I couldnt get moyessi ‘Geranium’ to stick to anything
I have Baby Faurax x mixed diploid pollen (Rosa rugosa alba, Rosa roxburghii normalis, Rosa primula, Rosa banksia lutescens, Rosa chinensis ‘Sanguinea’) setting up a ton of nice hips… but who knows what took and what did not. All but the Rosa rugosa alba are a major pain to use.
However, I am getting wonderful set on Tequila x Rosa virginia, so that is hopeful! Tequila should add the much needed branching habit missing from many-a-species hybrid.
I doubt Floradora is from Rosa rox., but it is possible I guess. It is also possible that maybe Floradora is a doubled female seedling of Baby Chateau, and so on… who knows yet.
Moyesii does have a lot of opportunity. The few hybrids that exist are knockouts. There are only 18 by my count and it’s not easy finding most of them.
There’s a specie rose, R. bella, that looks a lot like moyesii and the HMF reference says they’re related. It has no offspring at all, but it’s only available in Europe.

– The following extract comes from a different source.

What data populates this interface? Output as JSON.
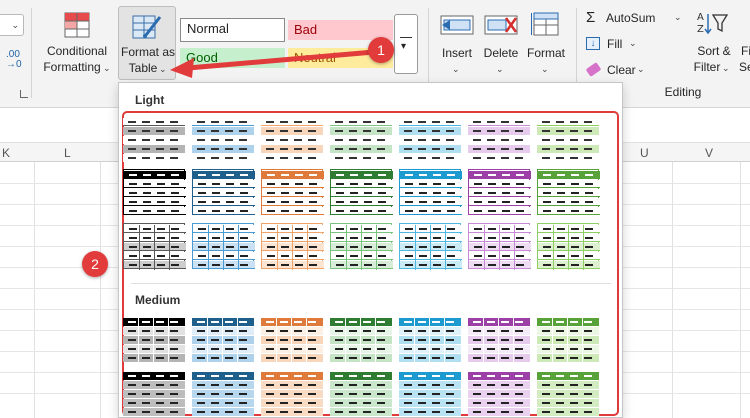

A roxburghii x macrophylla named Coryana is partly responsible for McGredy’s painted blooms. Roxburghii is tough to work with here (CT, 6a) because it’s very tender, the only one that ever actually died over the winter on me.

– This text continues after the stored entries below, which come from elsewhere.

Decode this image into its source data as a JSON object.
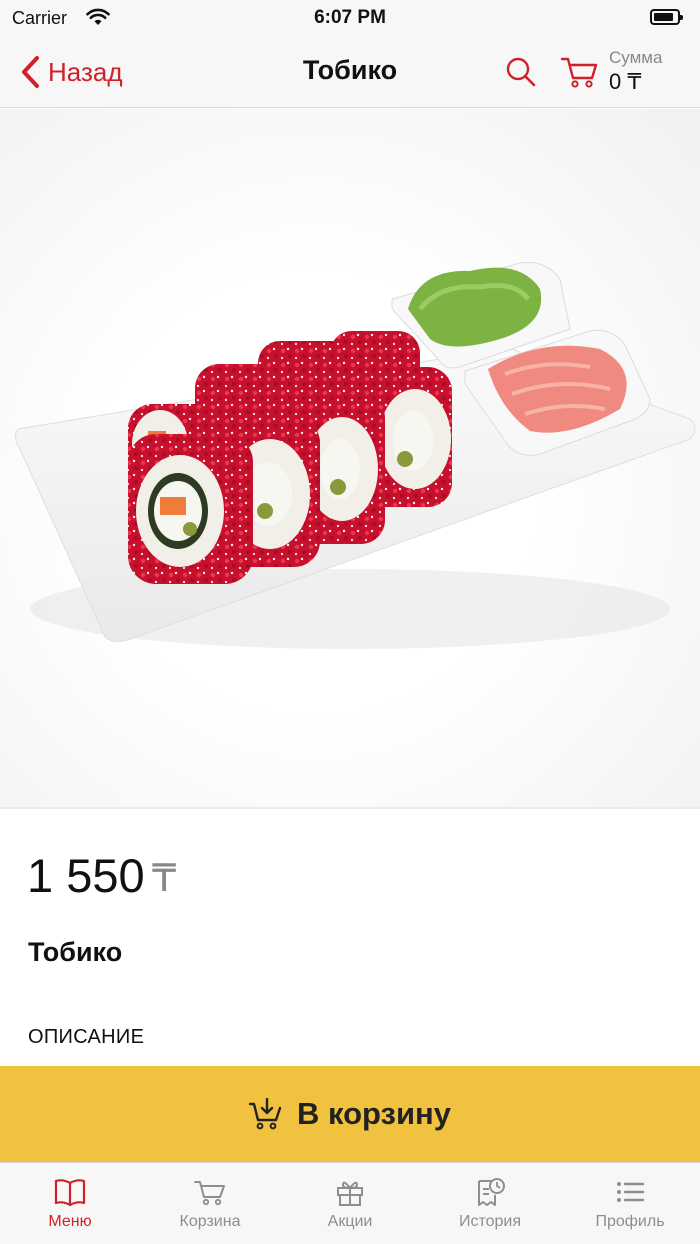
{
  "status_bar": {
    "carrier": "Carrier",
    "time": "6:07 PM",
    "battery_level": 0.85
  },
  "nav": {
    "back_label": "Назад",
    "title": "Тобико",
    "sum_label": "Сумма",
    "sum_value": "0 ₸",
    "icons": [
      "chevron-left-icon",
      "search-icon",
      "cart-icon"
    ]
  },
  "colors": {
    "accent": "#d0202a",
    "button": "#f1c23f",
    "tab_inactive": "#8e8e8e"
  },
  "product": {
    "price": "1 550",
    "currency": "₸",
    "name": "Тобико",
    "description_heading": "ОПИСАНИЕ"
  },
  "add_to_cart": {
    "label": "В корзину",
    "icon": "cart-download-icon"
  },
  "tab_bar": {
    "items": [
      {
        "label": "Меню",
        "icon": "book-icon",
        "active": true
      },
      {
        "label": "Корзина",
        "icon": "cart-icon",
        "active": false
      },
      {
        "label": "Акции",
        "icon": "gift-icon",
        "active": false
      },
      {
        "label": "История",
        "icon": "receipt-clock-icon",
        "active": false
      },
      {
        "label": "Профиль",
        "icon": "list-icon",
        "active": false
      }
    ]
  }
}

Coryana is the reason I used Moore’s, ‘Playtime’. It is a descendant through ‘Maxi’.
Check descendants and you will see some of the stuff I got out of it including some derived from banksia. I have more seed using ‘Playtime’ coming along now.
"The numbers are up by two orders of magnitude from what they were in the mid-twentieth century. In those days ten or twenty thousand seedlings per year was plenty to keep up. Today it requires close to a million. The trouble in doing this with a fixed gene pool is that it creates a situation of diminishing returns. This, in turn, sets the stage for an upstart to come along and change the rules or even start an entirely new game altogether. "
And:
“There is a practical limit, too, to the numbers any breeder, institutional or otherwise, can evaluate effectively. It is this more than anything that allows the smaller players to stay in the game. Numbers or not, it is still a game of strategy.”

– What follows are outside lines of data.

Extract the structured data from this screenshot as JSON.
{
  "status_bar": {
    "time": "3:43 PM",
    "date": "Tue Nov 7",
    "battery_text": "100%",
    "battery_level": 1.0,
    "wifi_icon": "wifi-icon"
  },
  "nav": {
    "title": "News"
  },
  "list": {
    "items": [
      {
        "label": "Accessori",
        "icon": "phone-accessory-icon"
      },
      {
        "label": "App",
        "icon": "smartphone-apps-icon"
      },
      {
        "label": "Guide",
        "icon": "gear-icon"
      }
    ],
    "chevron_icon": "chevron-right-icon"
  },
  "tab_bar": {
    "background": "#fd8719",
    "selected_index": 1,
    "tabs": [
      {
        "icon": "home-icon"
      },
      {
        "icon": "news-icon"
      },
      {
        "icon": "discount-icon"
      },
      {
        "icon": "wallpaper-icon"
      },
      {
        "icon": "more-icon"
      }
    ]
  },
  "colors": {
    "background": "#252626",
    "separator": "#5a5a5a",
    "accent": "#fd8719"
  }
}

That meet Henry’s thoughts.
Excellent words. Everything said!!!
Rosa bella is used by british breeders such as Scriven’s “Rable Rouser”.
“Rabble Rouser, its UK name which is Celebration 2000. “Seed: Anytime x (Liverpool Echo x (Flamenco (Floribunda, McGredy, 1960) x R. bella) ) Pollen: Baby Love (Miniature, Scrivens, 1992)” It basically looks like a doubled and darker version of Baby Love on the same size of bush.”
Did you read this quote from Sam McGredy? Integrating species can be an arduous journey.
A FAMILY OF ROSES
Book (1971) Page(s) 35, 36.
Maxi was bred from a species hybrid known as Rosa macrophylla coryana, a large-leaved Chinese wild rose that is very resistant to black-spot.
At p. 36:
It has taken me [Sam McGredy writing in 1971] fifteen years to get my macrophylla coryana half-way tamed. Macrophylla coryana is a rose that blooms once a year and grows up to fifteen feet tall. What I wanted to do with it was to tame it into a disease-resistant floribunda that would flower all the season with a bloom like that of a hybrid tea, and growing only four or five feet tall… The first repeat flowering seedling I got from Rosa macrophylla coryana grew eight feet tall, bolt upright, with a few miserable single rose-red flowers on top. But it did repeat.
That is why I am questionning the back cross strategy that “integrate” species genes diluting them to the point only a few rare features are preserved without real impact on genetical diversity.
There are other possible strategies such as the one Don consider when he says:
I’m finding most species hybrids look, in my opinion, too far outside the norm to appeal to most.
Without the appearance of a modern rose do we have anything people will buy?
I confess I’ve been surprised by the success of some of the current crop of shrub roses. I think they walk a fine line between what is and is not acceptable.